Catstye Cam

aus Wikipedia, der freien Enzyklopädie
Wechseln zu: Navigation, Suche
Catstye Cam
Blick vom Helvellyn auf Catstye Cam, der Grat links ist Swirral Edge

Blick vom Helvellyn auf Catstye Cam, der Grat links ist Swirral Edge

Höhe 890 m ASL
Lage Cumbria, England
Gebirge Cumbrian Mountains
Dominanz 0,8 km → Helvellyn
Schartenhöhe 70 m ↓ Swirral Edge
Koordinaten 54° 31′ 59″ N, 3° 0′ 32″ WKoordinaten: 54° 31′ 59″ N, 3° 0′ 32″ W
Catstye Cam (England)
Catstye Cam

Catstye Cam ist einer der 214 Wainwright genannten Berge (Fell) im nordenglischen Nationalpark Lake District und wird als Berg des Helvellyn Range den Eastern Fells zugeordnet.[1]

Name[Bearbeiten | Quelltext bearbeiten]

Catstye Cam ist die offizielle Schreibweise auf den Karten der Ordnance Survey. Alfred Wainwright bevorzugt in seinem Pictorial Guide to the Lakeland Fells die Schreibweise Catstycam. Eine dritte verbreitete Variante ist Catchedicam, die von Wainwright auch erwähnt wird.[1]

Bei der Deutung des Namens wird angenommen, dass er aus den altnordischen Bezeichnungen kattr, stigr und kambr entstanden ist und etwa Grat/Schulter mit steilem (Wild-)Katzenpfad bedeutet.[2]

Topographie[Bearbeiten | Quelltext bearbeiten]

Karte des Catstye Cam und Umgebung von 1925. Höhenangaben in Fuß.

Lage[Bearbeiten | Quelltext bearbeiten]

Der Hevellyn Range genannte Bergzug liegt in Nord-Süd-Richtung zwischen den Seen Ullswater im Osten und Thirlmere im Westen und verläuft von Norden beginnend über die Berge Clough Head, Great Dodd, Stybarrow Dodd, Raise, White Side, Helvellyn Lower Man, Helvellyn und Nethermost Pike bis Dollywaggon Pike als südlichem Endpunkt.

Während die Westseite des Bergzuges im Wesentlichen aus mit Gras bedeckten Hängen besteht, ist die Ostseite steil und felsig.
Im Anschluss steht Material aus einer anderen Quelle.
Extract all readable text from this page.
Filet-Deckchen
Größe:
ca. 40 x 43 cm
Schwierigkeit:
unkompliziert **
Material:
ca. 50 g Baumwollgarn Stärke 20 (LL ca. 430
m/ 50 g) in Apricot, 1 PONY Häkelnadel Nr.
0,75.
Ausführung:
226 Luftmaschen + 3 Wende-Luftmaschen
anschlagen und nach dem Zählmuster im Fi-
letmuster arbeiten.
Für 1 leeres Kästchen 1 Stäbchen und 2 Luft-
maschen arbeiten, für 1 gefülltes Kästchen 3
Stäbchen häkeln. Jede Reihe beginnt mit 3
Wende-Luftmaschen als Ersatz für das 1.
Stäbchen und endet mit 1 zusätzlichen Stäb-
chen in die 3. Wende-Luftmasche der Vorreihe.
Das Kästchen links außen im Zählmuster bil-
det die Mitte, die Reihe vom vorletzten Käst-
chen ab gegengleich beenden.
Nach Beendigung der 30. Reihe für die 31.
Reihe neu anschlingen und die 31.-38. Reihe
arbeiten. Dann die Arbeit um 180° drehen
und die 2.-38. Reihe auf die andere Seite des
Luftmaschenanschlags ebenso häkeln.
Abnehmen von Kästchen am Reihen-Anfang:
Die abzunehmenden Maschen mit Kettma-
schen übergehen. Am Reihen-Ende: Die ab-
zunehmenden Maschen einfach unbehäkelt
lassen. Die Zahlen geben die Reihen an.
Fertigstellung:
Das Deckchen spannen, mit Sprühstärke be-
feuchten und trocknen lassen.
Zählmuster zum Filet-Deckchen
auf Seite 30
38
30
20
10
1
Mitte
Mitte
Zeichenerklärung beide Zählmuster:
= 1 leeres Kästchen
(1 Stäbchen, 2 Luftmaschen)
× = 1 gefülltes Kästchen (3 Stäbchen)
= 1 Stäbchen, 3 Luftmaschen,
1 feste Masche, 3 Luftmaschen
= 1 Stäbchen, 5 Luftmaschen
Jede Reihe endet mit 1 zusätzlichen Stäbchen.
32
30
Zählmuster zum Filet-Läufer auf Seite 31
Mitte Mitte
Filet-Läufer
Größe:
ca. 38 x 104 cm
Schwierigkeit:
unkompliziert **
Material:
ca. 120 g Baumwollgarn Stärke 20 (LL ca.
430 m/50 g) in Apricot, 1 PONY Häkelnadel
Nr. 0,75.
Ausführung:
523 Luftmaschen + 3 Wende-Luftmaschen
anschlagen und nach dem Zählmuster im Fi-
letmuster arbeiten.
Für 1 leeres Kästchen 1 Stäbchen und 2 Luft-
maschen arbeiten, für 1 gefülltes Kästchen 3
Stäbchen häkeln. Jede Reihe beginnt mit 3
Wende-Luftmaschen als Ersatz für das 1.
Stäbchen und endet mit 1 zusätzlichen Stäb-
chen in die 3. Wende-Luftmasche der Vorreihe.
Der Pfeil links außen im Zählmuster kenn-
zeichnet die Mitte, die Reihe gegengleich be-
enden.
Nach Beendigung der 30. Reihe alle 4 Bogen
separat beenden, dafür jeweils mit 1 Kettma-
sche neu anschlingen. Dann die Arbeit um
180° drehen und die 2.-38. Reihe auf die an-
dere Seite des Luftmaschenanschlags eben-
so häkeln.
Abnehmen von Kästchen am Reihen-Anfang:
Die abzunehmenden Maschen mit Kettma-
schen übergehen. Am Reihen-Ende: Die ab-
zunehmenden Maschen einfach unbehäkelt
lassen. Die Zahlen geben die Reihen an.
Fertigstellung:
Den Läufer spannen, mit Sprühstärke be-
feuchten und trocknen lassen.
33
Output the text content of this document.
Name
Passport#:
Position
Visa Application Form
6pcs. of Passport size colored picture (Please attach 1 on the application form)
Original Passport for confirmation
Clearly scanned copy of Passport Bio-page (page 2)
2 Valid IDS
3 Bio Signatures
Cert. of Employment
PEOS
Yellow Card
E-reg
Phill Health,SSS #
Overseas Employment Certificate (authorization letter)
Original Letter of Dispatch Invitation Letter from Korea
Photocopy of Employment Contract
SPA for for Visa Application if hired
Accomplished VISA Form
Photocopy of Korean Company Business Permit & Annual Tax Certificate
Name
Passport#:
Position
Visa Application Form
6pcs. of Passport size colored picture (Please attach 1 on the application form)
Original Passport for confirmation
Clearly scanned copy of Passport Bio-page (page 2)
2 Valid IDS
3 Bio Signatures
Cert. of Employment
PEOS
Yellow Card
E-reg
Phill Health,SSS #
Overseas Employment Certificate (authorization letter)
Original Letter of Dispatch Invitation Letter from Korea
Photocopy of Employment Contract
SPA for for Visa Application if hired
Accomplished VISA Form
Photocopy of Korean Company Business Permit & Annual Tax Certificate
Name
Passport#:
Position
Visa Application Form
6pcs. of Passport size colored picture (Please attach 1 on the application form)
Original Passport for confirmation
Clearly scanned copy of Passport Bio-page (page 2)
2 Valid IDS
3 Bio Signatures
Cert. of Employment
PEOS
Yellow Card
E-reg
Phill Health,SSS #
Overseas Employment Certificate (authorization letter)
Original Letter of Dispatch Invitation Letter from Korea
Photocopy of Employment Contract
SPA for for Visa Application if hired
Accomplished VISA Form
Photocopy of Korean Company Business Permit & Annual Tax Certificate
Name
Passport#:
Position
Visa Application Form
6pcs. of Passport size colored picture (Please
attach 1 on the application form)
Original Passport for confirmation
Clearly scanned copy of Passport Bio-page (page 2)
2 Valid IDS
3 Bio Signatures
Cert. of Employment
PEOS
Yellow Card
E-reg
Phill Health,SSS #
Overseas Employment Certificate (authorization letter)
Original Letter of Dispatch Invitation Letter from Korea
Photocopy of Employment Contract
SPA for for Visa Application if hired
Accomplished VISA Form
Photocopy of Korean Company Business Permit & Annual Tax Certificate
Der Grat Swirral Edge führt von der Nordseite des Helvellyn-Gipfelplateaus in nordöstlicher Richtung zum rund 900 Meter entfernten Catstye Cam.

Aussehen[Bearbeiten | Quelltext bearbeiten]

Catstye Cam zeigt von allen Seiten eine ausgeprägte Pyramidenform: am Gipfel treffen sich drei fast regelmäßig verteilte Grate, die relativ ebene Flanken aufspannen. Alfred Wainwright bezeichnet ihn als einen der schönsten Berge des Lake District und bedauert, dass er im Schatten seiner höheren Nachbarn zu wenig zur Geltung kommt, „denn er hat nahezu die perfekte Bergform mit einer sehr kleinen schmalen Gipfelregion und rundum steil abfallenden Seiten.“[1]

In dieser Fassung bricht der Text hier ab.